Twenty-five years hence, it’s good to turn these pages again, to savour the stratospheric pyrotechnics and matured emotions of an artist so imperially in command. Longest, at 21 minutes, is Hexaméron. Central to its near-mythical genesis was a Latin princess—champion of Garibaldi and Mazzini, mistress to an age, lover of Lafayette and Heine, reputedly even George Sand, companion to Bellini, Meyerbeer and Dumas, authority on the harems of Constantinople, ‘bird of curious plumage’. Cristina di Belgiojoso-Trivulzio. Twenty-eight. On 31 March 1837 she put on a charity bazaar in aid of impoverished Italian refugees, inviting the most fashionable musicians of the season to her Paris salon, rue d’Anjou, 8ème arrondissement. Heading the bill were Liszt and Thalberg—'two talents whose rivalry at this time agitates the musical world' (Gazette Musicale) challenged to a ‘joust’ with transcriptions for lances. 'Thalberg is the first pianist in the world,' Mme la Princesse ruled, mindful of diplomacy, but Liszt—'Liszt is the only one' (le seul).

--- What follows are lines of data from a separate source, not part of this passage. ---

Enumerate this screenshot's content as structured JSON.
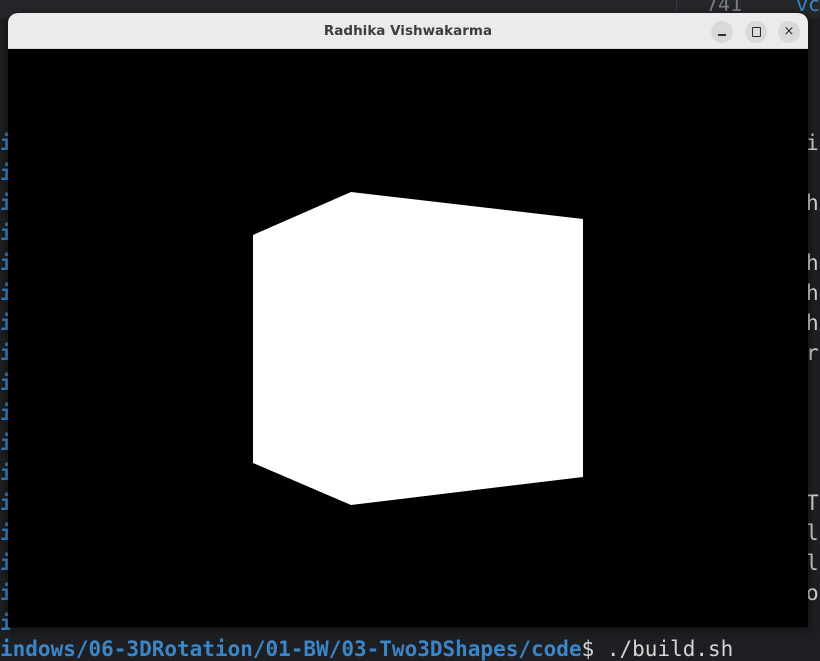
{
  "window": {
    "title": "Radhika Vishwakarma",
    "buttons": {
      "minimize": "–",
      "maximize": "□",
      "close": "×"
    }
  },
  "background": {
    "editor_line_number": "741",
    "editor_code_fragment": "vc",
    "terminal_left_chars": [
      "i",
      "i",
      "i",
      "i",
      "i",
      "i",
      "i",
      "i",
      "i",
      "i",
      "i",
      "i",
      "i",
      "i",
      "i",
      "i",
      "i"
    ],
    "terminal_right_chars": [
      "i",
      "",
      "h",
      "",
      "h",
      "h",
      "h",
      "r",
      "",
      "",
      "",
      "",
      "T",
      "l",
      "l",
      "o",
      ""
    ],
    "terminal_bottom_path": "indows/06-3DRotation/01-BW/03-Two3DShapes/code",
    "terminal_bottom_cmd": "$ ./build.sh"
  },
  "scene": {
    "shape": "cube",
    "fill_color": "#ffffff",
    "background_color": "#000000"
  },
  "colors": {
    "titlebar": "#ebebeb",
    "terminal_blue": "#3a86c8"
  }
}
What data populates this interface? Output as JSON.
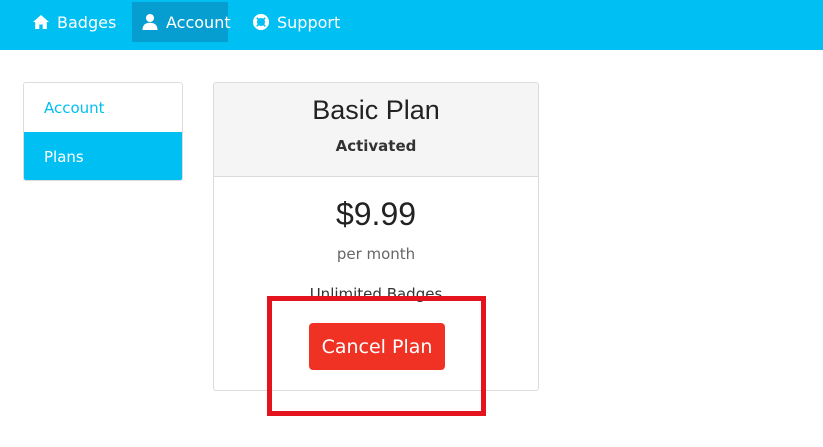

Intended to top the unusual, Hexaméron—'Morceau de Concert/Grandes/Variations de Bravoure/pour piano/sur la/Marche des Puritains de Bellini'—was a compilation stitched together by Liszt with 'no pretention or intention of doing anything but entertain a crowd of rich patricians who were to be relieved of a considerable sum of money for a worthy cause' (Lewenthal). Had all the composers commissioned to veneer this digest (Thalberg, Pixis, Herz, Czerny, Chopin) met the hour—a cameo performance from each—it would been an astonishing encounter of hands. Only they failed, leaving history to speculate on what might have been. Nucleus of the work is the strident revolutionist number 'Suoni la tromba' (Sound the trumpet for liberty), the baritone/bass duet from the finale to Act II of ‘I Puritani’ premiered in Paris two years earlier, which Tamburini and Lablache used to bellow with such might, Rossini quipped, that it must have been heard as far away as Vesuvius.
The show-tunes, show-pianism, of Louis-Philippe’s Paris define Hexaméron, Rossini - ‘Moïse’ (published 1839), Bellini - ‘Norma’ (1841), and Donizetti - ‘Don Pasquale’ (published 1850)—‘documents from the wild and woolly days when pianists were composers and composers were pianists’ (Lewenthal). Verdi - ‘Ernani’ (1849-59), prayerful, was a later manifestation, stylistically developed out of the Weimar kapellmeister years. Hamelin takes us through honey, heroics and heartache, lingering upon a phrase, a cadential turn, a melodic poignancy where once he might have pressed on, voiced tone production at a premium. Roulades glisten. The bass regions (here and there texturally strengthened or re-octaved) glow and caress sensually, the fortissimos thunder with Jovian, unmuddied declamation, all carried by a Ferrari of a Hamburg Steinway with power and more to take on the crowds at Monza, as characterfully equal to the beauties of Don Pasquale or veils and panoplies of Ernani as the cultured artistry and flowers of Moïse, the ‘monster’ stunts and drama of Hexaméron. Produced and engineered by Andrew Keener and Arne Akselberg, this is a ravishing, high octane journey. Réminiscences, dreams, feather every turn—historical, musical, personal. A pianophile’s paradise. Breathtaking.